(Washinton, D.C.) After recent press conferences and state addresses, many are speculating about Donald Trump’s declining mental state. Some are wondering if he is fit for office if he can’t even pronounce something as simple as “Nevada” correctly. Republican pundits are blaming the entire thing on Barack Obama inserting a tiny spy agent inside of Trump’s head, which has led to some close calls and near misses. However, us here at Eritas Daily believe that this is a well thought-out strategy by Trump to distance himself from things he doesn’t want to be associated with, like when he mispronounced “Nazis” yesterday morning. Here is our case.

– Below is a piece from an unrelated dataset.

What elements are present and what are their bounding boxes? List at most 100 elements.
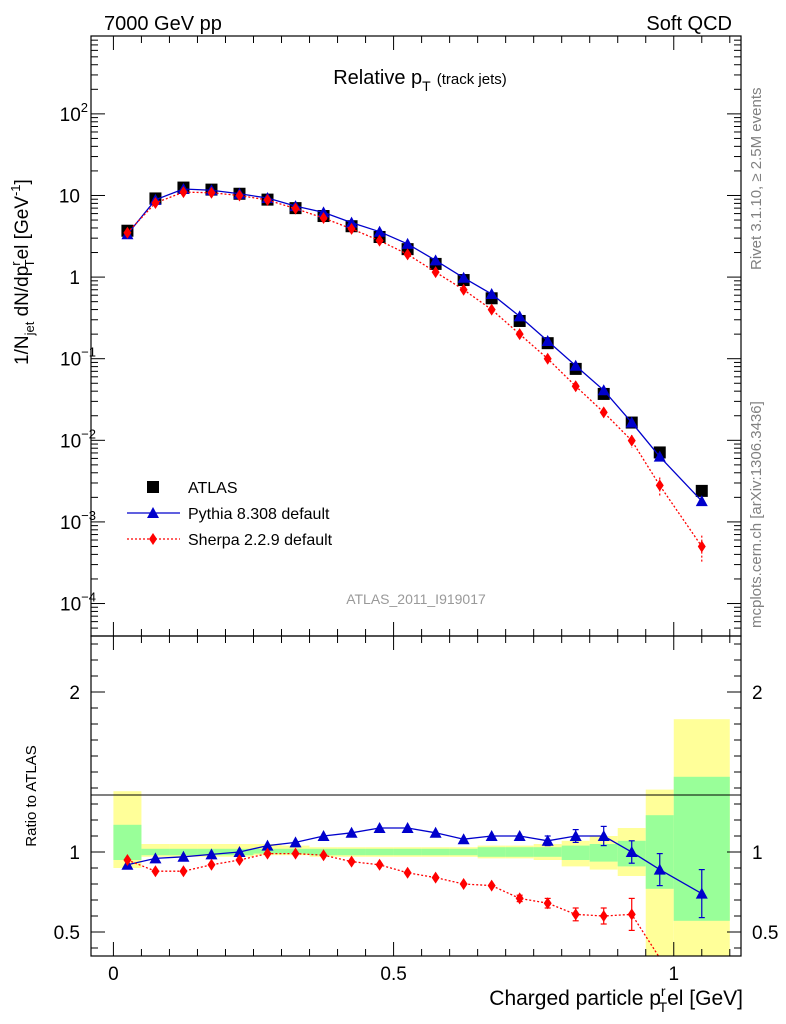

Take January 11th as an example, a mere week and a half away from his inauguration, where Donald Trump repeatedly said the word “industry” wrong. This one may not seem like a good thing for him to distance himself from, considering he was elected on the basis that he is a good business man, whatever that means, but it might actually be brilliant. He was mispronouncing a simple word like industry to appeal to rebellious youths who hate the establishment, people he really wanted to make sure he had on his side. If he doesn’t even know what industry is or how to pronounce it, how could he be in the pocket of Big Business? Makes sense, right?
Now let’s go back to a few days before the election, where Trump mispronounces Beyoncé’s name, something impossible to do by any rational human being. Anyone who has ever heard the angelic voice of our fair Beyoncé know how to say her name. Trump obviously must think that Beyoncé is not a world famous pop icon, but a new disease out of the South Sahara. He would definitely want to distance himself from something like that, which could affect the way people think of him, and not from Beyoncé, who has a hive of bees at the ready. It’s a pretty good tactic.
Then there was this time a year ago tomorrow when he mispronounced Tanzania and had to be defended on Twitter by Newt Gingrich for some reason. This was another weird day on Twitter, where everyone seemed to completely misunderstand why Trump was doing what he was doing. He knew that East coast elitist liberals would know where Tanzania was and how to say it, but he knew that his ROI for mispronouncing it with his southern base would yield greater results than the fallout. Plus, most of his supporters don’t even know where Tanzania is, much less how to say it, so why would they care? If he were to ever pronounce an African country’s name correctly, he would immediately lose all respect they have for him.
(Also, can we go back to that tweet? It’s one of the worst takes in recent memory)
Even simple things like calling Paul Ryan by the wrong name are classic power moves that any person in business understands. When people you don’t care for are getting too chummy, call them by the wrong name.
Now that you understand the deep thinking and well thought-out strategies of 45 and his administration, maybe you won’t be so quick to judge him on his pronunciation. I mean, what’s that old Ella Fitzgerald song, “You say tomato / I say tamato / you say dementia / I say presidential?” A classic tune for any time period.